Ariock felt it as surely as if he watched an hourglass or a clock. The entirety of the universe was on a countdown timer. The people who sat at this table were the only ones between doomsday and salvation.
“It’s not entirely hopeless,” Thomas said. “Kessa has been making inroads in the search.”
Kessa looked surprised to be called out, but she readily explained. “Our network of spies and smugglers never stopped searching for the Death Architect. They have reported suspicious confiscations. It is known that the Death Architect experiments on humanoid subjects. She used a lot of Alashani for her scientific tests.”
Ariock straightened. This sounded morbid, but it also might lead to the salvation of the universe.
“We need to implant superluminal trackers into people,” Thomas said. “Especially in Alashani who live outside of Freedomland.”
Like Flen.
“It’s invasive,” Thomas admitted with a guilty look. “I know. But I think it’s a wise precaution at this point.” He gestured around the table. “And we all need tracker implants. I’ll have one, too.”
Evenjos looked skeptical. A tracker wouldn’t work with her unique body unless she made a conscious effort to carry it at all times.
Ariock wanted to say that they would find another way. A better way.
“Anyone who might run into her cultists should be trackable,” Thomas said. “That includes everyone here. One of us might even serve as bait, if we come up with a plan to lure her. She might take a risk if she thinks she’ll get to run experiments on an actual hero of prophecy.”
Garrett chuckled in a morbid way.
“Right. Okay.” Ariock made himself sound normal, but on the inside, he was all too aware that he was no match for a super-genius.
His brain was merely human. Fallible. Weak and mushy.
The Death Architect had already beaten him. Twice.
His future was blackness and death.
The end of all things.
No. Ariock refused to let that become the future.

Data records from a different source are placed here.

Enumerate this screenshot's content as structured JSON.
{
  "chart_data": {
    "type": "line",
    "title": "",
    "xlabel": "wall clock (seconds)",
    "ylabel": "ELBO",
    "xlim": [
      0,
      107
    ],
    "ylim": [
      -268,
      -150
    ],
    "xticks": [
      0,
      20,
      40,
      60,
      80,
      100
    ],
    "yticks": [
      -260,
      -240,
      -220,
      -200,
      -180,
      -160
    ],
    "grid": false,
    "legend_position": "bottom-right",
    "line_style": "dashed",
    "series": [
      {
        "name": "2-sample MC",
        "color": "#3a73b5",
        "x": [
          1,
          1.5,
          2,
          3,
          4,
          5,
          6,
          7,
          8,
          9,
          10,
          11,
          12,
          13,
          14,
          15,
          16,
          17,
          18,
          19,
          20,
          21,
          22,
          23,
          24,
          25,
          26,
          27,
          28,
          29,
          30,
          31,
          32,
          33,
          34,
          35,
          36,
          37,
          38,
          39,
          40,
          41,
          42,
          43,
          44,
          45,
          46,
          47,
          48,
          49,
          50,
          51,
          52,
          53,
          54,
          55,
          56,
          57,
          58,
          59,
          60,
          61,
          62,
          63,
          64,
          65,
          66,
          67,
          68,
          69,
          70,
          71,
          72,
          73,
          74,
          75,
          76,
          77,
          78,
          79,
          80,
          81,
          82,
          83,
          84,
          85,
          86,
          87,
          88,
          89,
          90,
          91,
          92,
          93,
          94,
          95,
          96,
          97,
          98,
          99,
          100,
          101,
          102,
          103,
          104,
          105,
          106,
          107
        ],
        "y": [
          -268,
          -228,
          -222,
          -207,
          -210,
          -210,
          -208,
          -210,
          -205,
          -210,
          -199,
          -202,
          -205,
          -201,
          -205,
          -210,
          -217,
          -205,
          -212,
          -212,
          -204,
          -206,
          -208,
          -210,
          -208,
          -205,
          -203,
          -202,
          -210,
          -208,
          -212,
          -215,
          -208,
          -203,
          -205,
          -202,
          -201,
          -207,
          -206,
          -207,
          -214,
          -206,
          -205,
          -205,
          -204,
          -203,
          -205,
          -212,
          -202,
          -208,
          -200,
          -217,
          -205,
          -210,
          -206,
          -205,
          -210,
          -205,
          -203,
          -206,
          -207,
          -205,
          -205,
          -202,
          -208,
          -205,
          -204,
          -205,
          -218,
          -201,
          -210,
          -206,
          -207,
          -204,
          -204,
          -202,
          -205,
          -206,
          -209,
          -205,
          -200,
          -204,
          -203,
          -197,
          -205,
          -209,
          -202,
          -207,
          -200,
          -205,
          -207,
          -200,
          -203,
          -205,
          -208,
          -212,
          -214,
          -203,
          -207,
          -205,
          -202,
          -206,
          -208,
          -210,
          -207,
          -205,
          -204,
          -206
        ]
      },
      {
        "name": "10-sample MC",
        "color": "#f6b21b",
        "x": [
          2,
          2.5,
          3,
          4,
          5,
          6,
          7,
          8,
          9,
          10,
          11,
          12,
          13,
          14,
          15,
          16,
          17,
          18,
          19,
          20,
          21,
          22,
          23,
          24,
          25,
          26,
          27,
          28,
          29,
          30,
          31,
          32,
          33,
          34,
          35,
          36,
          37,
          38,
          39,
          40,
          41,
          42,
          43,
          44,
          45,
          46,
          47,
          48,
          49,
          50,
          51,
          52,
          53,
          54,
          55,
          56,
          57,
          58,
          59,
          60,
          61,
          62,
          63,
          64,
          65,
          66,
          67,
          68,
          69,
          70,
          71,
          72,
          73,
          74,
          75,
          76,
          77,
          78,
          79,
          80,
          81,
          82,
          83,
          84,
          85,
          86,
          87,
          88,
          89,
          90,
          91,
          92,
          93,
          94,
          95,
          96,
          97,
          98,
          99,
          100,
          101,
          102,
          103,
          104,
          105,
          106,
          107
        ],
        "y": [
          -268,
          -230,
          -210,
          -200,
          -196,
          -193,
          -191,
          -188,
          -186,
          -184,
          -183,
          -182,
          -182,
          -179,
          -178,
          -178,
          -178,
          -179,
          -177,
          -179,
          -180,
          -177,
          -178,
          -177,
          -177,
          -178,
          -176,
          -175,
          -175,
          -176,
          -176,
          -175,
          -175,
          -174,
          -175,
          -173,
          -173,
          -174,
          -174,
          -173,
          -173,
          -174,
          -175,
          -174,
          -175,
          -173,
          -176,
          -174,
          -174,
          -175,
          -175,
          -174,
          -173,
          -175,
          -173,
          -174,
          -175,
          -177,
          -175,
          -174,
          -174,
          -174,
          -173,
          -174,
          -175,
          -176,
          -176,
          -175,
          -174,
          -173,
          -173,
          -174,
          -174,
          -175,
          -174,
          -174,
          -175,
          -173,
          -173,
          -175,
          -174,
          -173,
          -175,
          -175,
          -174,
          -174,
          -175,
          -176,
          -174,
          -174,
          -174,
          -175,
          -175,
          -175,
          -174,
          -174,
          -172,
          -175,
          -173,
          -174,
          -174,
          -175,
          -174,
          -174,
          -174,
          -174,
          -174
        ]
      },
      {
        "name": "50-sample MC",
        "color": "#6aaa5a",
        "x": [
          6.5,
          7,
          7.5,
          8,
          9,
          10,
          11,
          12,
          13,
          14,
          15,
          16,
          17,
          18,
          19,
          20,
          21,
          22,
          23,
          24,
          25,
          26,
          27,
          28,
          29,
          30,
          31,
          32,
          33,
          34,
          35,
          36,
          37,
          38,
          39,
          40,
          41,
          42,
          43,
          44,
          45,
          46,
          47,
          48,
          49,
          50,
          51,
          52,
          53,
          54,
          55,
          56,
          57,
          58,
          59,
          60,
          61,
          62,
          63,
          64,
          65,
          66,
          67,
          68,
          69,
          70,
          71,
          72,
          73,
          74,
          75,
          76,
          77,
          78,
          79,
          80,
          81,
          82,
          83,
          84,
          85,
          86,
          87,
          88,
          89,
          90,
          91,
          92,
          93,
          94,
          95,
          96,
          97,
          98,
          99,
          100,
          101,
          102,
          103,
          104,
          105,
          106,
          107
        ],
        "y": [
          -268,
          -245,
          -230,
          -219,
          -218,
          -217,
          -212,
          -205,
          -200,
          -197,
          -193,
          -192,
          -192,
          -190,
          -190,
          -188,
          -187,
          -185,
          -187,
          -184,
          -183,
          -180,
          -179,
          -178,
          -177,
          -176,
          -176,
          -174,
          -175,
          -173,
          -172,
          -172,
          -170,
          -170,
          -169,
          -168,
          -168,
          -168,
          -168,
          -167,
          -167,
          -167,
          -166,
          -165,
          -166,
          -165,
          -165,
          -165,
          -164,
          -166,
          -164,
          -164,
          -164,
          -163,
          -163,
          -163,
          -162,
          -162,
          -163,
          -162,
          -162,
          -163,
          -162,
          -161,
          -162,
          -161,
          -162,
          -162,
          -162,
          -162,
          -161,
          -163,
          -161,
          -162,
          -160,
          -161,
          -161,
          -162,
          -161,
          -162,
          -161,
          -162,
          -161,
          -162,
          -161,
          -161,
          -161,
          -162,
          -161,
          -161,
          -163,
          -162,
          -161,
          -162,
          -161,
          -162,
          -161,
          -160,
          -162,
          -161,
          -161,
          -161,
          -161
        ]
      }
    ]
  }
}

Wasn’t it nothing but a stress dream?
Garrett had once told Ariock that he might have a touch of a seer ability.
But that just meant having hunches. If Ariock could actually dream the future—what a ridiculous notion!—then he would have dreamed about quite a lot of things before they happened. Surely he would have foreseen the Torth showing up in his sky room? Oh, and the death of his father? And of his mother?
A fragment from a past nightmare flashed through his mind. A heap of corpses. He was their killer, and he was shocked to see that his mother was one of the corpses, severed in half by a twisted piece of metal.
A chill ran through Ariock. Hadn’t he actually dreamed his mother’s death while she was still alive?
Trauma could mess with memories.
Anyway, he had dreamed all kinds of horrors when he was a gladiator, thanks to that mesh helmet. Maybe it was just a coincidence.
Everyone, particularly the mind readers, gave Ariock looks of sympathy. Thomas looked like he wanted to say something.
Ariock felt like an overgrown child. Did he need soothing? He was the Strength. He needed to be strong.
He took a deep breath and forced himself to be a functioning hero. “I’m fine,” he said. “I’ll wear a tracking implant or whatever you need. And I’ll get rid of any rigs or bombs. Just point me in the right direction.”